Vines on Church, a new bar and restaurant on Church Street, serves patrons a cocktail of visual art, music, solidarity, and safe fun.

Trisha Arora, Staff Photographer

If Wednesday bar nights have fallen by the wayside for you ever since The Cardinal’s Nest closed last summer, prepare to pull yourself out of your hump-day slump. Saturday marked the opening of Vines on Church, a new bar and restaurant at 129 Church Street, the former Nest location.

Neil Baloga, the owner and co-manager of Vines on Church, purchased the property three months ago and spent the past two and a half months renovating the bar with his staff.

“My days have consisted basically of sanding, beating, grinding, scrubbing, just general renovations,” Baloga said.

Baloga’s work certainly shows. The restaurant, sharply decorated in a red-and-black color scheme (“school colors,” Baloga explained), bears almost no resemblance to The Nest, save for the outdoor patio, which remains intact and which, as the restaurant’s name suggests, bears grape vines. Behind the bar, whose surface is covered in 14 thousand pennies, nine of them tails-up, are sets of floating shelves made of music encyclopedias from the 1930s.

Baloga curated the bar’s aesthetic carefully to attract a customer base of young, artistic people, including Wesleyan students.

“We’re much younger and a little bit closer to the pulse of what’s relevant, I’d say,” Baloga said. “This is built for college. We’re fresh out of college ourselves, so we know what we want. We know what we would have wanted when we went to college. We built that for these generations.”

The bar also showcases original works from local Middletown artists, including a pop-art portrait of Conan O’Brien with a Ziggy Stardust stripe across his face and a glittering one of Bill Murray.

“They’re all for sale except for Bill Murray,” Baloga said. “He’s mine.”

Vines on Church will feature live music from local bands and DJs, and Baloga encourages students to submit their work to be performed. But despite Vines on Church’s emphasis on student culture, Baloga stressed the importance of maintaining an all-inclusive and safe atmosphere.

“[We are] breeding a safe, fun environment for students and the general public, focusing on community and countercultural arts,” Baloga said.

Baloga cited Vines on Church’s close-to-campus location as one major contributor to its atmosphere of safety. The bar will also maintain a strict 21-and-over policy (though it is still awaiting its liquor license). That said, students under drinking age will be included in the festivities. Baloga is considering instituting alcohol-free nights at the bar for people aged 18-20.

“The younger people can come eat and hang out and have cool juice drinks and alternative entertainment as well,” Baloga said.

For all the bar’s emphasis on arts and entertainment, one of Baloga’s main reasons for founding Vines on Church was to serve quality food. He spends much of his time in the kitchen with chef Mike Krawitz, stretching pizza dough and preparing dishes. Though he is not a formally trained chef, Baloga has long been passionate about cooking.

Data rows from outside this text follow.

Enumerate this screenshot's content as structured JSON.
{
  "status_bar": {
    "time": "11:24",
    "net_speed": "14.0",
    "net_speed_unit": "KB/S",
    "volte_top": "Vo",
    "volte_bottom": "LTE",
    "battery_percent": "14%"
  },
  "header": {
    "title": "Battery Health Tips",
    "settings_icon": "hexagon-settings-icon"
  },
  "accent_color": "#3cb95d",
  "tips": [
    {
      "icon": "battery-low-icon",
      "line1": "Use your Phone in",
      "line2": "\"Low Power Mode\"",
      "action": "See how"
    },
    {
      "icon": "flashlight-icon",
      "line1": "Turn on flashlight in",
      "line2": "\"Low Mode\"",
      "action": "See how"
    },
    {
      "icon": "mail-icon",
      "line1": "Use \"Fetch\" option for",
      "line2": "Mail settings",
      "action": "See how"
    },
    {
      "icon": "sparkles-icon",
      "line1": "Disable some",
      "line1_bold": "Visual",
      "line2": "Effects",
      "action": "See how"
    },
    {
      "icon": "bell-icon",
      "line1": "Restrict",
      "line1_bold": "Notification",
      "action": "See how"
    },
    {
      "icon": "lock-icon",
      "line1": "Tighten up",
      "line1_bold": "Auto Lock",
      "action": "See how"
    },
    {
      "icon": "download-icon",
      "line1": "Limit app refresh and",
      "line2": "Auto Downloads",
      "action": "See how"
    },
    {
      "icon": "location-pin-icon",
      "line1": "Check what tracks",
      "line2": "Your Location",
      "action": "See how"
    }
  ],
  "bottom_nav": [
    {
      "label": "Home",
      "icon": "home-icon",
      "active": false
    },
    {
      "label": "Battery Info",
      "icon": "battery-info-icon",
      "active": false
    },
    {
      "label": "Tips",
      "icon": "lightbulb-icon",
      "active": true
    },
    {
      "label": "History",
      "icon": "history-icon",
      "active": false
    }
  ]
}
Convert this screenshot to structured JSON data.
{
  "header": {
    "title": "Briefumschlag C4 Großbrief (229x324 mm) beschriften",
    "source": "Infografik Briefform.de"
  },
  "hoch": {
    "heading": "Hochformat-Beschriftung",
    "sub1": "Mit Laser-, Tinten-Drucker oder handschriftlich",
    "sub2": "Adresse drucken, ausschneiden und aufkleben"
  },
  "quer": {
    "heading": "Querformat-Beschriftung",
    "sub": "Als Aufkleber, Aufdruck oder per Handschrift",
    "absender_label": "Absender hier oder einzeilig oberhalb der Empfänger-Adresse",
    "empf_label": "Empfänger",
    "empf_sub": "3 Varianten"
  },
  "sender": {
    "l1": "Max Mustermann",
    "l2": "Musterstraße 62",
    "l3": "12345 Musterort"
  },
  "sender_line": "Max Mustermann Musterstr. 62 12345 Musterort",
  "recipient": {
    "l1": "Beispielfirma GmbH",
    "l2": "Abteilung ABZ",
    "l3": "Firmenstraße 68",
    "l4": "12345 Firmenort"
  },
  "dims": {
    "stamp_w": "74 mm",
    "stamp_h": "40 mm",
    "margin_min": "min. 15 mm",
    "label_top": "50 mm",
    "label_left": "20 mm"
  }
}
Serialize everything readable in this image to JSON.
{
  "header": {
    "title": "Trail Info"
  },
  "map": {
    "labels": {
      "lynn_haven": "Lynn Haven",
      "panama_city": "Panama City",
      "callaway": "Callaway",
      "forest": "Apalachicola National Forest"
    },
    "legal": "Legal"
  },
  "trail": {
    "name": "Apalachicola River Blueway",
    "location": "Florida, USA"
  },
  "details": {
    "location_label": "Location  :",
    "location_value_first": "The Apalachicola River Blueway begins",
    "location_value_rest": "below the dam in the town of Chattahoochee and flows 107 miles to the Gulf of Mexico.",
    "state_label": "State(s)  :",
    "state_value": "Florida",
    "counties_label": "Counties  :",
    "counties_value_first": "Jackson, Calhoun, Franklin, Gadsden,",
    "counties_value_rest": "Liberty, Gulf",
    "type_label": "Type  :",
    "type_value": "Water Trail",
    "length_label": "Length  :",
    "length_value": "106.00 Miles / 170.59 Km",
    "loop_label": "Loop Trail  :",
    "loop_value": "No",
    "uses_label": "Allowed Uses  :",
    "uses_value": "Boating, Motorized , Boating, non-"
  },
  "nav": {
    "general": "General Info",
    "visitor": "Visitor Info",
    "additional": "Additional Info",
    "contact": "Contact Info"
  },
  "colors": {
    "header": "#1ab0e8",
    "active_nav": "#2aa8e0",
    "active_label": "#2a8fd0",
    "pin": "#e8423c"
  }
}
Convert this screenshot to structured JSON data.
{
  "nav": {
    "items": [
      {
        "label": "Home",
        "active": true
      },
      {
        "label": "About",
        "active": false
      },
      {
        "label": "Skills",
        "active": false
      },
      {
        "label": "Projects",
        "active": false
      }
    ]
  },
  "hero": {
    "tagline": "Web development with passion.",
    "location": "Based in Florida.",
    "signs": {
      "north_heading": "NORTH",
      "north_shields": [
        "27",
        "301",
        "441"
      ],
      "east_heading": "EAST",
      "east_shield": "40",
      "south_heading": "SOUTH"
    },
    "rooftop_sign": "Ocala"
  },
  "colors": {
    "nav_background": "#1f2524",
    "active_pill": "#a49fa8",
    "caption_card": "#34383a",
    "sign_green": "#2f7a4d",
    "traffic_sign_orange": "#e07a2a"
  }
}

“The school of hard knocks,” he said. “That’s what my culinary school is.”

The menu features quesadillas, nachos, kale chips, falafel, and burgers. It also lists a variety of wing dishes, including duck wings and dry-rubbed chicken wings. The menu offers diverse specialty pizza pies with names like Meat Head (“a deadly medley of pepperoni, ground beef, sausage”) and Verdi (“pesto, green peppers, spinach, broccoli, fresh green onions and basil”). The Giuseppi’s Snowball pie (“white pie wit da mutzadel, da rigot, roasted gahlic, tomato slices, spinach, and fresh basil”) is an homage to a famous dish formerly served at The Nest. From seven a.m. until noon, the bar, which offers free WiFi, functions as a coffee shop, serving breakfast sandwiches, pastries, and coffee.

Mainly, Baloga hopes to foster a tight-knit community at Vines on Church, an appropriate goal considering the close relationships among the staff: Baloga’s co-manager is his wife, Erica Baloga, Joe Scruillo, Baloga’s cousin, functions as his “right-hand man,” and Baloga has known Krawitz and floor manager Jared Clarke for many years.

Baloga stressed that no staff member is tied to any given role, and that members frequently help one another with tasks outside their assigned realms. Scruillo agreed that cooperation, along with Baloga’s strong ambition, was pivotal in founding Vines on Church.

“Teamwork makes the dream work,” Scruillo said. “I wouldn’t have ever imagined this would have happened. Two months ago, it wasn’t, and now it is. It’s really awesome to work with people like Neil who like to get it done quick.”

Baloga said the process of opening the restaurant was far easier than he thought it would be, especially when he kept his long-term goals in mind.

“[I’m inspired] when I think about being able to open a restaurant and enjoy it with myself and my family, and parking my Harley right out on the road in front of the business,” Baloga said. “Food and community.”